A woman carries a broken umbrella during a downpour as she crosses Germantown Avenue at Erie Avenue in North Philadelphia on Wednesday, Aug. 7, 2019.Read moreTim Tai / File Photograph

The National Weather Service has bumped up the projected rain totals and peak wind gusts from a potential coastal “bomb" expected Wednesday, with thunderstorms possible during the peak late-day commuting period.

» UPDATE: What to expect for Wednesday’s rain and wind

Computer models have been almost unwavering in saying the a storm will blow up offshore, absolutely clock New England, and generate gusts of 50 mph at the Shore and 40 mph inland, a slight uptick from earlier forecasts.

Along the way it is expected to throw back significant rains upon the increasingly parched soils in the Philadelphia region and elsewhere in the East. The latest forecast calls for about 1.5 widespread inches of rain around here, maybe with thunderstorms after 3 p.m., just in time for SEPTA’s slippery-rail season.

A substantial portion of the East "has been exceedingly dry over the last month,” said Brad Rippey, a meteorologist with the U.S. Department of Agriculture, “but the area from D.C. to Philly has a pretty strong dry signal going back to mid-August.” Philadelphia hasn’t had rain of an inch or more on any day since Aug. 7.

Through Monday, rainfall amounts in the last 30 days generally have been a quarter to a third of normal in the Philadelphia region. In the city, less than an inch has fallen, according to the Middle Atlantic River Forecast Center, or a mere 20 percent of average.

» READ MORE: Philly saw a record high after the driest September in 12 years. Yes, the two are related.

“We’re going to put a big damper on that,” said Paul Walker, senior meteorologist at AccuWeather Inc. “This could bring us back to normal.”

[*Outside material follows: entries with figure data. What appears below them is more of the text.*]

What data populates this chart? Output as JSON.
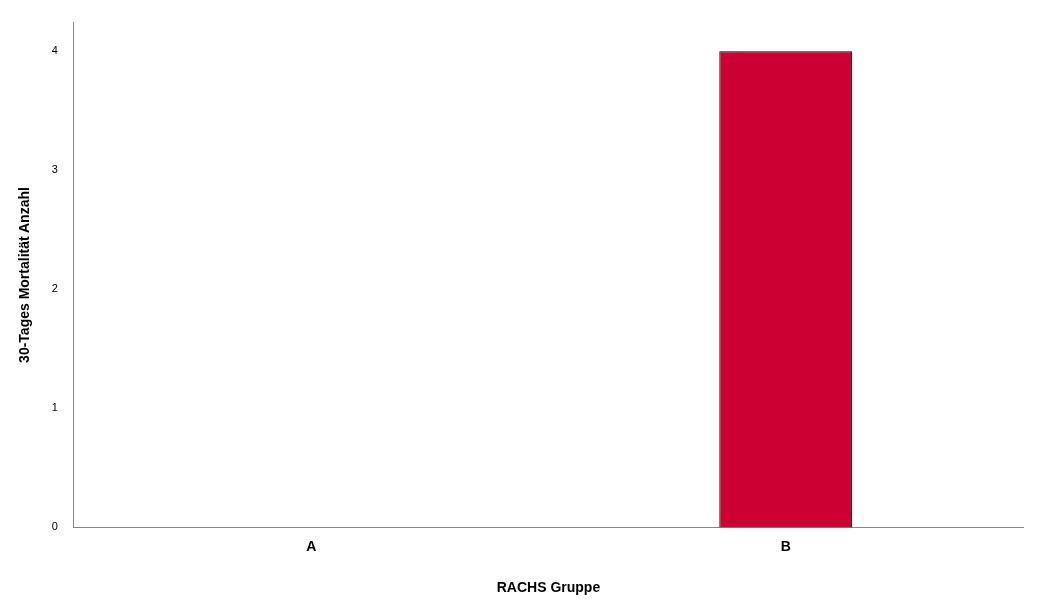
{
  "chart_data": {
    "type": "bar",
    "xlabel": "RACHS Gruppe",
    "ylabel": "30-Tages Mortalität Anzahl",
    "categories": [
      "A",
      "B"
    ],
    "values": [
      0,
      4
    ],
    "color": "#cc0033",
    "ylim": [
      0,
      4.24
    ],
    "yticks": [
      0,
      1,
      2,
      3,
      4
    ],
    "grid": false,
    "legend": false
  }
}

Coastal flooding isn’t expected, said Lee Robertson, a meteorologist at the National Weather Service in Mount Holly, because the storm will move quickly and the strongest winds will end up being from the offshore direction; that is, primarily from the west. The weather service has posted a wind advisory for the Shore counties in effect from 10 p.m. Wednesday to 6 a.m. Thursday for possible 50 mph gusts.

However, leaf-fall and heavy rains are likely to conspire to result in significant road-ponding and nuisance flooding. “We’re going to have a lot of clogged drains,” Robertson said. (PennDot is well aware, said spokeswoman Chelsea Lacey-Mabe.

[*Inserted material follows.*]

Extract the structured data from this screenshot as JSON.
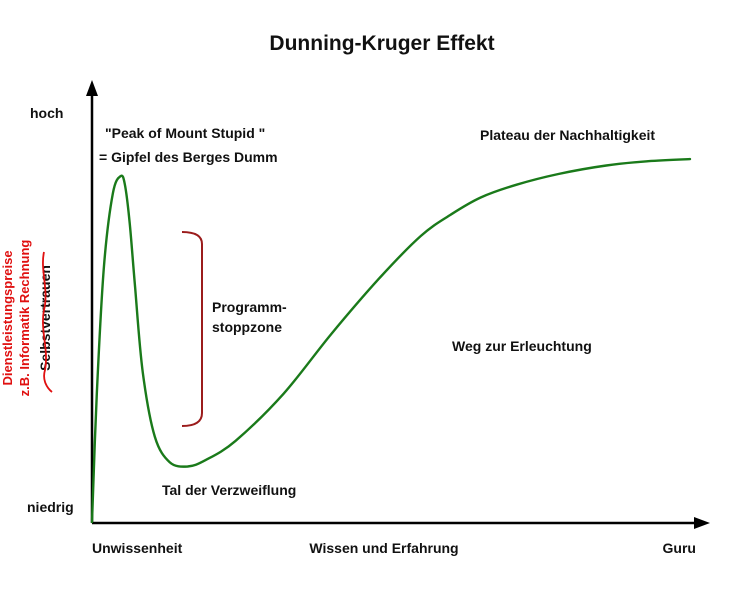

“The afternoon commute looks to be real rough,” said Walker.

He added that this will not be a classic nor’easter — which is a storm that generates winds from the northeast. Winds will be from the southeast Wednesday, and then out of the west at night, when they will pick up speed and gust past 35 mph.

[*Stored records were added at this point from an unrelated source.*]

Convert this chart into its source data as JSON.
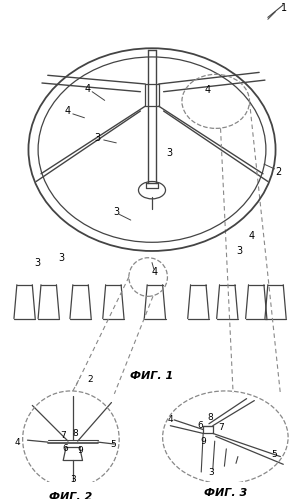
{
  "bg_color": "#ffffff",
  "lc": "#444444",
  "dc": "#888888",
  "fig_width": 3.04,
  "fig_height": 4.99,
  "fig1_label": "ФИГ. 1",
  "fig2_label": "ФИГ. 2",
  "fig3_label": "ФИГ. 3"
}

The storm could qualify technically as “a bomb," a term invoked in a 1980 paper by MIT and McGill University researchers to describe a rapidly deepening cyclone. (In geek speak, it’s a storm that has a pressure drop of about 0.7 inches of mercury in a 24-hour period.)

It so happens that the East Coast of the United States is ideally situated to experience the fallout. The researchers identified two regions of the planet that are ripest for meteorological bombs — the vicinity of the Kuroshio Current, off Japan; the other, the Gulf Stream off the Atlantic Coast.

The temperature contrasts that are the lifeblood of cool-season storms sharpen in the Northern Hemisphere as the sun’s power retreats, and those currents are rich repositories of warm water that can intensify the contrasts that drive storms. This time of year, storms tend to become more well-organized, as opposed to the random showers of spring and summer.

Whether or not it meets “bomb” criterion makes about as much difference as whether a storm is tropical, subtropical, or post-tropical.

Unofficially, Wednesday is going to qualify as a nasty day, but the ground will be grateful .

“The upcoming rain will certainly help to moisten top soils,” said Rippey, and “allow lawns and pastures to start greening up; and tamp down the wildfire threat.”